Belgium says loot crates are gambling

I actually think the comparison to kinder eggs is apt. It’s the context that matters though. There’s only so many kinder eggs a parent is going to buy their kids, and each toy occupies kids for a while, whereas loot boxes are an easily replenished resource providing a benefit in a game ie. there’s always an immediate desire for more.

The people reading their stories about addiction is just soul crushing.

Agreed. Fantastic video, though.

The video would have been better without the rant against AAA. It’s not as if the video game industry created it. His character, I tolerate, but he’s got some fine points.

Valid point; they adopted and at times refined existing mechanisms.

Were lootboxes created by some A or AA game company I don’t know about?

We have armed students as well. (And sometimes people who are not or are no longer students who just wander into schools off the street and are heavily armed.)

While I obviously can’t speak for Nesrie, I took it to mean the general concepts of gambling and taking advantage of addicts; those have both been around since before 2K was a twinkle in somebody’s eye.
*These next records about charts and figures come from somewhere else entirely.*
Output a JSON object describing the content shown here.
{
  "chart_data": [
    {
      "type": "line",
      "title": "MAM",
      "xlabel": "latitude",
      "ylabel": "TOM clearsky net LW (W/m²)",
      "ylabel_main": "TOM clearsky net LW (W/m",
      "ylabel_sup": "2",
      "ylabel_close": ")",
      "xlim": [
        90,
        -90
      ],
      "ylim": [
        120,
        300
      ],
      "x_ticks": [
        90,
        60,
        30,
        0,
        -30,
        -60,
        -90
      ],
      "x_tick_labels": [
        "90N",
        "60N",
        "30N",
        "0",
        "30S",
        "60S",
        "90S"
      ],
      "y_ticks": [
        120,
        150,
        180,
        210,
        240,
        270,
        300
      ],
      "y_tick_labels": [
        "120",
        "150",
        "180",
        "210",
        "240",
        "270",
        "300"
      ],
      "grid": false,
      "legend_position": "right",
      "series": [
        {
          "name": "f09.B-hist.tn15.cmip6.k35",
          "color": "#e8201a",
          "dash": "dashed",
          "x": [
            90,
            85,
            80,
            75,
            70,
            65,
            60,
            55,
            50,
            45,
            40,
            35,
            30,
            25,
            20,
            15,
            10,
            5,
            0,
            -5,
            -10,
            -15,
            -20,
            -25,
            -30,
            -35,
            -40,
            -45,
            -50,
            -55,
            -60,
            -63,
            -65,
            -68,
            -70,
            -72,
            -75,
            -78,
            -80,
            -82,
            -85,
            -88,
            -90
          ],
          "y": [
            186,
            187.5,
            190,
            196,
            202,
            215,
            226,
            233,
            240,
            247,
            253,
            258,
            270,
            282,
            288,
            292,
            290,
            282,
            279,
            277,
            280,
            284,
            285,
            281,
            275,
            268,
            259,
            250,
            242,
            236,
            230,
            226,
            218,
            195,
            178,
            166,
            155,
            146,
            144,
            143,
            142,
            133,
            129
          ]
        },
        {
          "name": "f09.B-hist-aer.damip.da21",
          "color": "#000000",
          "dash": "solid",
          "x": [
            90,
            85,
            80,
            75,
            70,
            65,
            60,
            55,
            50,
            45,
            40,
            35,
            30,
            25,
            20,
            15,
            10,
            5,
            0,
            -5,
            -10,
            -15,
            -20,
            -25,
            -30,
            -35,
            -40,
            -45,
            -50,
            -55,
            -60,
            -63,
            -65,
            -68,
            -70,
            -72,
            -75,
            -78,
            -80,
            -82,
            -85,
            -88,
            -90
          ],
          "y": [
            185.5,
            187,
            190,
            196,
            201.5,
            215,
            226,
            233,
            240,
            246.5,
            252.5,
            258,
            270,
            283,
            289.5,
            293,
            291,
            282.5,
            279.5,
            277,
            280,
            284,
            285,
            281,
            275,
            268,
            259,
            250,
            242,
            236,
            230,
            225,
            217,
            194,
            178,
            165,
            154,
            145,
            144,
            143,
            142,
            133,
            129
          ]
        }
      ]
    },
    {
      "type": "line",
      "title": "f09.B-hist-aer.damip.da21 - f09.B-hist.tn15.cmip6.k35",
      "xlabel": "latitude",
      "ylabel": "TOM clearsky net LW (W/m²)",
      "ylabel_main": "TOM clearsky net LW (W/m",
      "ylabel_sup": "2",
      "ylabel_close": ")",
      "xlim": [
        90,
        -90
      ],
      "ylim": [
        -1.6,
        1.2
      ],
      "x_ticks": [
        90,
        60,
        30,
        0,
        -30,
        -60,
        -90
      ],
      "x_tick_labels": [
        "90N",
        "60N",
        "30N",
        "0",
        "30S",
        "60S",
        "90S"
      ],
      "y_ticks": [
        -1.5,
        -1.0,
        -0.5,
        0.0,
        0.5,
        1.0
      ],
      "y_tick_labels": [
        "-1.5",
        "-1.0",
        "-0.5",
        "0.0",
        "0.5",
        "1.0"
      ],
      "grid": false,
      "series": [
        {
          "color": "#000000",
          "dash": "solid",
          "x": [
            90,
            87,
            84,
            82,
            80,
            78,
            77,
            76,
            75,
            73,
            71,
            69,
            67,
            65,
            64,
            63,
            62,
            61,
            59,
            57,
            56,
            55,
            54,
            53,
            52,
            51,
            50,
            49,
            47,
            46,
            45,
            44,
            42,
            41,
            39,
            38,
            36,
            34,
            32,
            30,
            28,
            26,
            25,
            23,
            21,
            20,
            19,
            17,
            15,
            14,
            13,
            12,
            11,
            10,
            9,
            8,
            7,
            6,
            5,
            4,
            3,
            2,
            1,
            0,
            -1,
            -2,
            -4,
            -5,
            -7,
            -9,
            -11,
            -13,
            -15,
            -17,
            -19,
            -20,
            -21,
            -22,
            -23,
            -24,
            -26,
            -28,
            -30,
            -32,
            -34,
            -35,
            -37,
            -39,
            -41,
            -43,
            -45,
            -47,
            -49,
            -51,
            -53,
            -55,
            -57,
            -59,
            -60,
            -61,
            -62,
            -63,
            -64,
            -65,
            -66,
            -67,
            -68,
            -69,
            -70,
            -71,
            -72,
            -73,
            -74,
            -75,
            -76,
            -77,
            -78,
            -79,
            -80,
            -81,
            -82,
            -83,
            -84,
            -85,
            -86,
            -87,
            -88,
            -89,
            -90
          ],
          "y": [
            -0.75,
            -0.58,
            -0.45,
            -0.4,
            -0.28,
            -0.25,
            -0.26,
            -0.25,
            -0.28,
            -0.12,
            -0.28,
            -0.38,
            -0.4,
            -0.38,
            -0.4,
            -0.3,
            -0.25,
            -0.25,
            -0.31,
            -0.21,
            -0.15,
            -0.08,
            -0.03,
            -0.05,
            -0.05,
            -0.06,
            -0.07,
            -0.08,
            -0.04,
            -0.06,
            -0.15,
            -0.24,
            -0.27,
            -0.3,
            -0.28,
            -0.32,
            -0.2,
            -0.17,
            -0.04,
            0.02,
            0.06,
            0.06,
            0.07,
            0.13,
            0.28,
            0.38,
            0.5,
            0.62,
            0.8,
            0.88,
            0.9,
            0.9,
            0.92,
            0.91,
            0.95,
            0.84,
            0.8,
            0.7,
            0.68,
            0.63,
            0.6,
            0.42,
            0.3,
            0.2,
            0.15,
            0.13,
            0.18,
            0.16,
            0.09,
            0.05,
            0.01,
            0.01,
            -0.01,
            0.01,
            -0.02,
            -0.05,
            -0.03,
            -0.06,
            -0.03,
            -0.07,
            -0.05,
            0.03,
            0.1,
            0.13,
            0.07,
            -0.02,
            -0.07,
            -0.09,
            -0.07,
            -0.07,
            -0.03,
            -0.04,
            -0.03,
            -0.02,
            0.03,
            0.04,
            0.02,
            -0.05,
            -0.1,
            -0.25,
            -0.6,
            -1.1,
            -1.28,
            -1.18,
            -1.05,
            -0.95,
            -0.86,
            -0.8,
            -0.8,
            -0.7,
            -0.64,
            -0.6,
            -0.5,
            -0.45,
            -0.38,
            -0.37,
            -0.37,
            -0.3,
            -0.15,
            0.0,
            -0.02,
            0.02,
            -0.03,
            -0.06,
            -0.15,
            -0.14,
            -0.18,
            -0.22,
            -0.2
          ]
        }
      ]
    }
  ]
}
It’s only in gaming where the loot (sometimes) makes you more able at doing something/being competitive. I can’t think of anything else. (Okay, maybe beer makes it easier to loosen up a bit and socialize at a party. But I still think that’s not the same thing.)

Maybe I am confusing “lootboxes” with “pay-to-win”.

Anyway, it feels weird and offensive that it’s happening in games.

Oh, it absolutely is offensive. But all that marketing stuff Jim had in his videos? Not new, not specific to video games. Companies have been pulling stuff like that for ages. As for taking advantage of addicts, consider that it had to be made illegal to advertise cigarettes on tv and radio. Think about the huge issues with doctors getting paid to prescribe opioids. Look at the ridiculous, over the top ads we still have for alcohol.

I was never allowed to use “someone else is also behaving badly” as an excuse for my own behavior.

Um … yeah. Am I coming across as excusing them? I don’t think anyone here is. Rather, I’m damning even more industries.

I’m not excusing it either, but the way they show that guy on the stage and the general way he rants about even the concept of an AAA game… you’d think this industry created it, but they didn’t. They didn’t come up with the idea of taking advantage of addicts, and gaming did not create the idea of the AAA label either. Every time we wind up with addictive products like this, we usually have to do the same thing… regulate it with laws. And it seems to always occur after too much devastation to even get people to look at it seriously. It’s heartbreaking and wrong but the ideas are not new.

Apologies then. Yes, it did come across that way as I read it.

They guy spends the first few minutes talking about all sorts of different addictions, as well as his own personal history with addiction. Do you think doing this somehow just implicates AAA video game developers?

At the end of the video he goes on a rant specifically about AAA developers/publishers, like he is offended by even the concept of them.

Well, it is kind of his schtick. Also, AAA companies are less likely to attract people’s ire. (Jim Sterling not included.)

Pretty sure EA, Epic Games, Valve, Sony, Microsoft… do we even go a month without a group or three getting really, really mad at a AAA company? I mean… it’s not like they don’t often deserve it, but it’s the McDonald’s affect all over again. Even though we have Burger King, Carl’s Jr., and a host of other fastfood companies doing the same thing, the ire is usually directed at the biggest player, not the smaller ones. So again, it’s not exactly a unique to gaming thing… just how people tend to react. Loot boxes, the whole gambling mechanic… seemed really heavy in Mobile long before they started targeting PC and Consoles for doing the same thing.

I think it sucks and is definitely tragic just like gambling and other addictions are.

EA literally won “The Worst Company in America” from the Consumerist two years in a row, voted on by readers. EA have been hauled in front of government committees Their CEO has given interviews where he has acknowledged their awful perception with “gamers” (which he obviously thinks is all just a big misunderstanding).

Ubisoft basically became a meme around the time of AC Unity, both for the apocalyptic brokenness of that game, and also because it was the nadir of their excessive attempts to monetize and pad out their games.

And how about Microsoft, and the furor that surrounded the original plans for the Xbox One?

For a more current contender, how about Epic? Or Bethesda?